Le fonti

Attorno al 1870 prese forma in Francia un movimento artistico che, pur non facendo capo a un programma teorico ben definito né a una specifica dottrina – a parte un generico interesse per la tecnica e i soggetti realisti –, era tuttavia deciso a opporsi all’istituzione accademica.

Come ogni nuovo evento, per repentino che appaia, affonda le radici nel passato, così anche la nascita dell’impressionismo – questo il nome con cui fu noto il movimento a partire dalla prima mostra che i suoi esponenti organizzarono a Parigi nel 1874 – fu preparata dagli avvenimenti precedenti, nonostante il carattere di “scandalosa” novità che la nuova corrente rivestì agli occhi dei contemporanei.

Una tappa decisiva nel processo storico- artistico che rese possibile l’avvento di un linguaggio tanto rivoluzionario fu l’affermarsi, nella seconda metà del secolo precedente, di un altro movimento deciso a rompere con gli schemi imposti dalla tradizione: il romanticismo. Infatti, alcune delle idee portanti del movimento romantico influenzarono decisamente le scelte degli impressionisti: la negazione del valore intrinseco di un soggetto, che toglieva alla pittura storica o a quella religiosa il primato su quella di genere o su quella profana; l’importanza della pittura di paesaggio il cui diretto referente, la natura, occupava un posto centrale nel pensiero romantico; il favore, se non il mito, che si venne a creare attorno alla figura dell’artista ribelle alle convenzioni sociali; l’interesse per il colore più che per il disegno (testimoniato dai quadri di Delacroix) che si rivelerà decisivo per lo sviluppo della pittura moderna in generale; la scoperta della soggettività, vero gioiello, accanto agli altri preziosi lasciti, dell’eredità romantica.

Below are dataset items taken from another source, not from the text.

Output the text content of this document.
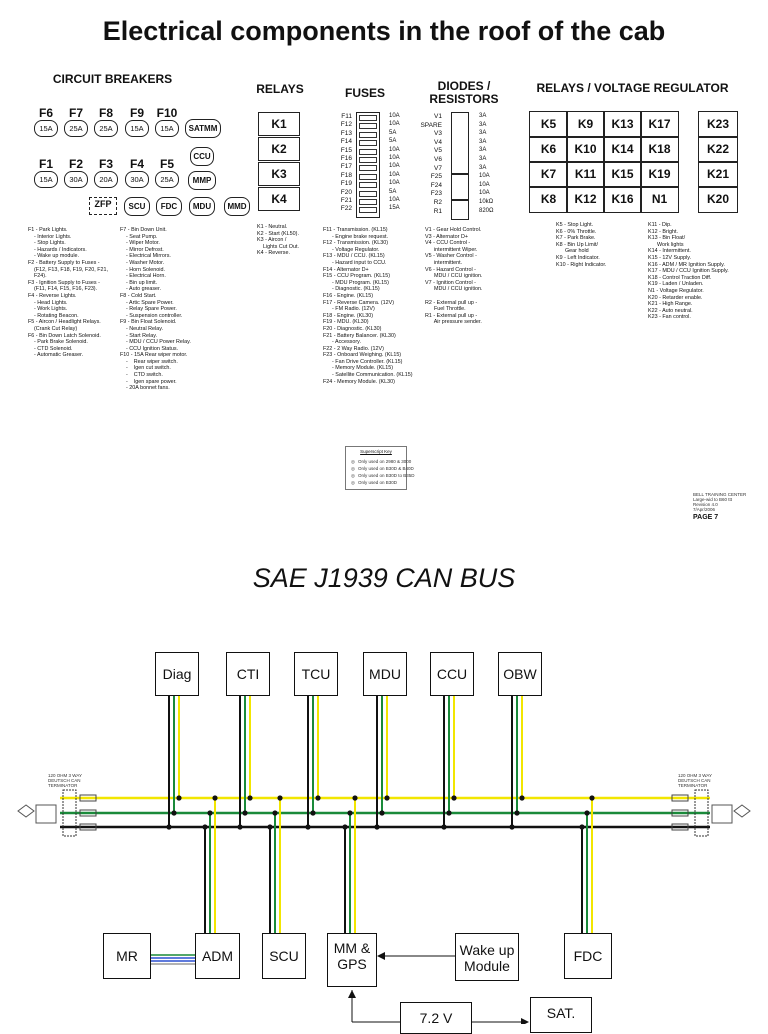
Electrical components in the roof of the cab
CIRCUIT BREAKERS
F6
15A
F7
25A
F8
25A
F9
15A
F10
15A
F1
15A
F2
30A
F3
20A
F4
30A
F5
25A
SATMM
CCU
MMP
ZFP	SCU	FDC	MDU	MMD
F1 - Park Lights.
- Interior Lights.
- Stop Lights.
- Hazards / Indicators.
- Wake up module.
F2 - Battery Supply to Fuses -
(F12, F13, F18, F19, F20, F21,
F24).
F3 - Ignition Supply to Fuses -
(F11, F14, F15, F16, F23).
F4 - Reverse Lights.
- Head Lights.
- Work Lights.
- Rotating Beacon.
F5 - Aircon / Headlight Relays.
(Crank Cut Relay)
F6 - Bin Down Latch Solenoid.
- Park Brake Solenoid.
- CTD Solenoid.
- Automatic Greaser.
F7 - Bin Down Unit.
- Seat Pump.
- Wiper Motor.
- Mirror Defrost.
- Electrical Mirrors.
- Washer Motor.
- Horn Solenoid.
- Electrical Horn.
- Bin up limit.
- Auto greaser.
F8 - Cold Start.
- Artic Spare Power.
- Relay Spare Power.
- Suspension controller.
F9 - Bin Float Solenoid.
- Neutral Relay.
- Start Relay.
- MDU / CCU Power Relay.
- CCU Ignition Status.
F10 - 15A Rear wiper motor.
-    Rear wiper switch.
-    Igen cut switch.
-    CTD switch.
-    Igen spare power.
- 20A bonnet fans.
RELAYS
K1
K2
K3
K4
K1 - Neutral.
K2 - Start (KL50).
K3 - Aircon /
Lights Cut Out.
K4 - Reverse.
FUSES
F11	10A
F12	10A
F13	5A
F14	5A
F15	10A
F16	10A
F17	10A
F18	10A
F19	10A
F20	5A
F21	10A
F22	15A
F11 - Transmission. (KL15)
- Engine brake request.
F12 - Transmission. (KL30)
- Voltage Regulator.
F13 - MDU / CCU. (KL15)
- Hazard input to CCU.
F14 - Alternator D+
F15 - CCU Program. (KL15)
- MDU Program. (KL15)
- Diagnostic. (KL15)
F16 - Engine. (KL15)
F17 - Reverse Camera. (12V)
- FM Radio. (12V)
F18 - Engine. (KL30)
F19 - MDU. (KL30)
F20 - Diagnostic. (KL30)
F21 - Battery Balancer. (KL30)
- Accessory.
F22 - 2 Way Radio. (12V)
F23 - Onboard Weighing. (KL15)
- Fan Drive Controller. (KL15)
- Memory Module. (KL15)
- Satellite Communication. (KL15)
F24 - Memory Module. (KL30)
DIODES /
RESISTORS
V1	3A
SPARE	3A
V3	3A
V4	3A
V5	3A
V6	3A
V7	3A
F25	10A
F24	10A
F23	10A
R2	10kΩ
R1	820Ω
V1 - Gear Hold Control.
V3 - Alternator D+
V4 - CCU Control -
intermittent Wiper.
V5 - Washer Control -
intermittent.
V6 - Hazard Control -
MDU / CCU ignition.
V7 - Ignition Control -
MDU / CCU ignition.

R2 - External pull up -
Fuel Throttle.
R1 - External pull up -
Air pressure sender.
RELAYS / VOLTAGE REGULATOR
K5	K9	K13	K17
K6	K10	K14	K18
K7	K11	K15	K19
K8	K12	K16	N1
K23
K22
K21
K20
K5 - Stop Light.
K6 - 0% Throttle.
K7 - Park Brake.
K8 - Bin Up Limit/
Gear hold
K9 - Left Indicator.
K10 - Right Indicator.
K11 - Dip.
K12 - Bright.
K13 - Bin Float/
Work lights
K14 - Intermittent.
K15 - 12V Supply.
K16 - ADM / MR Ignition Supply.
K17 - MDU / CCU Ignition Supply.
K18 - Control Traction Diff.
K19 - Laden / Unladen.
N1 - Voltage Regulator.
K20 - Retarder enable.
K21 - High Range.
K22 - Auto neutral.
K23 - Fan control.
Superscript Key
Only used on 2980 & 3000
Only used on B30D & B40D
Only used on B30D to B35D
Only used on B30D
◎
◎
◎
◎
BELL TRAINING CENTER
Large-wid to B60 ttt
Revision 4.0
7/Apr/2006
PAGE 7
SAE J1939 CAN BUS
120 OHM 3 WAY
DEUTSCH CAN
TERMINATOR
120 OHM 3 WAY
DEUTSCH CAN
TERMINATOR
Diag	CTI	TCU	MDU	CCU	OBW
MR	ADM	SCU	MM &
GPS
Wake up
Module
FDC
7.2 V	SAT.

L’educazione degli impressionisti si svolse in quello stesso ambito di pensiero: il paesaggio ebbe per loro un ruolo fondamentale, con l’unica eccezione di Degas; il colore fu la loro costante preoccupazione; critici, biografi e pubblico, a costo di forzare la realtà, amarono rivestirli dei panni dell’artista ribelle, povero e avversato; il principio della soggettività fu sviluppato fino alle estreme conseguenze, fino ad affermare il primato dell’occhio, l’importanza della visione individuale: gli impressionisti vollero dipingere ciò che vedevano, non ciò che conoscevano, sostituendo un’arte di percezione a un’arte di concetto e rivendicando così all’opera il diritto a essere giudicata per se stessa e non per la sua corrispondenza a principi a essa estranei. Se l’influenza sotterranea della cultura romantica continuò dunque ad agire nella pittura impressionista, i presupposti immediati del nuovo linguaggio vanno però ricercati nelle tendenze sviluppatesi nei decenni che precedettero la nascita del movimento.

Tra il 1830 e il 1860 si affermò in Francia il positivismo che investì i vari campi del sapere e dell’espressione artistica, introducendo in letteratura e nelle arti figurative la nuova estetica del realismo: l’arte si volse al dato reale, al fenomeno osservabile, privilegiando l’ambiente contemporaneo e sfondi familiari. In questo ambito di pensiero operò, a partire dagli anni Trenta, la scuola di Barbizon o della foresta di Fontainebleau.

Attorno al suo animatore, Théodore Rousseau (1812-1867), si raccolsero numerosi artisti tra cui Jules Dupré (1811-1889), Narcisse Diaz de la Peña (1808-1876), Charles François Daubigny (1817-1878), Jean Francois Millet (1814-1875). Scelto il villaggio di Barbizon quale sede (per alcuni stabile, per altri temporanea) del gruppo, la vicina foresta di Fontainebleau divenne il soggetto preferito di questi artisti, pittori essenzialmente di paesaggio, incuranti del vecchio ordinamento gerarchico dei generi che faceva preferire, in pittura, i contenuti storici e filosofici.


Claude Monet, Impressione, sol nascente (Impression, soleil levant) (1872); Parigi, Musée Marmottan Monet.

Henri Fantin-Latour, Studio a Batignolles (1870); Parigi, Musée d’Orsay. Batignolles era un quartiere di Parigi in cui alcuni artisti (che poi avrebbero dato vita al movimento impressionista), critici e collezionisti si ritrovavano presso lo studio di Manet e nel Café Guerbois di boulevard de Clichy. Nel dipinto, intorno a Manet, seduto al centro a dipingere come un caposcuola, si riuniscono alcuni giovani, fra cui Renoir in piedi col cappello, a destra lo scrittore e critico Zola, e in posizione defilata al margine Monet.

John Constable, Stoke-by-Nayland (1810-1811 circa); Londra, Tate Gallery.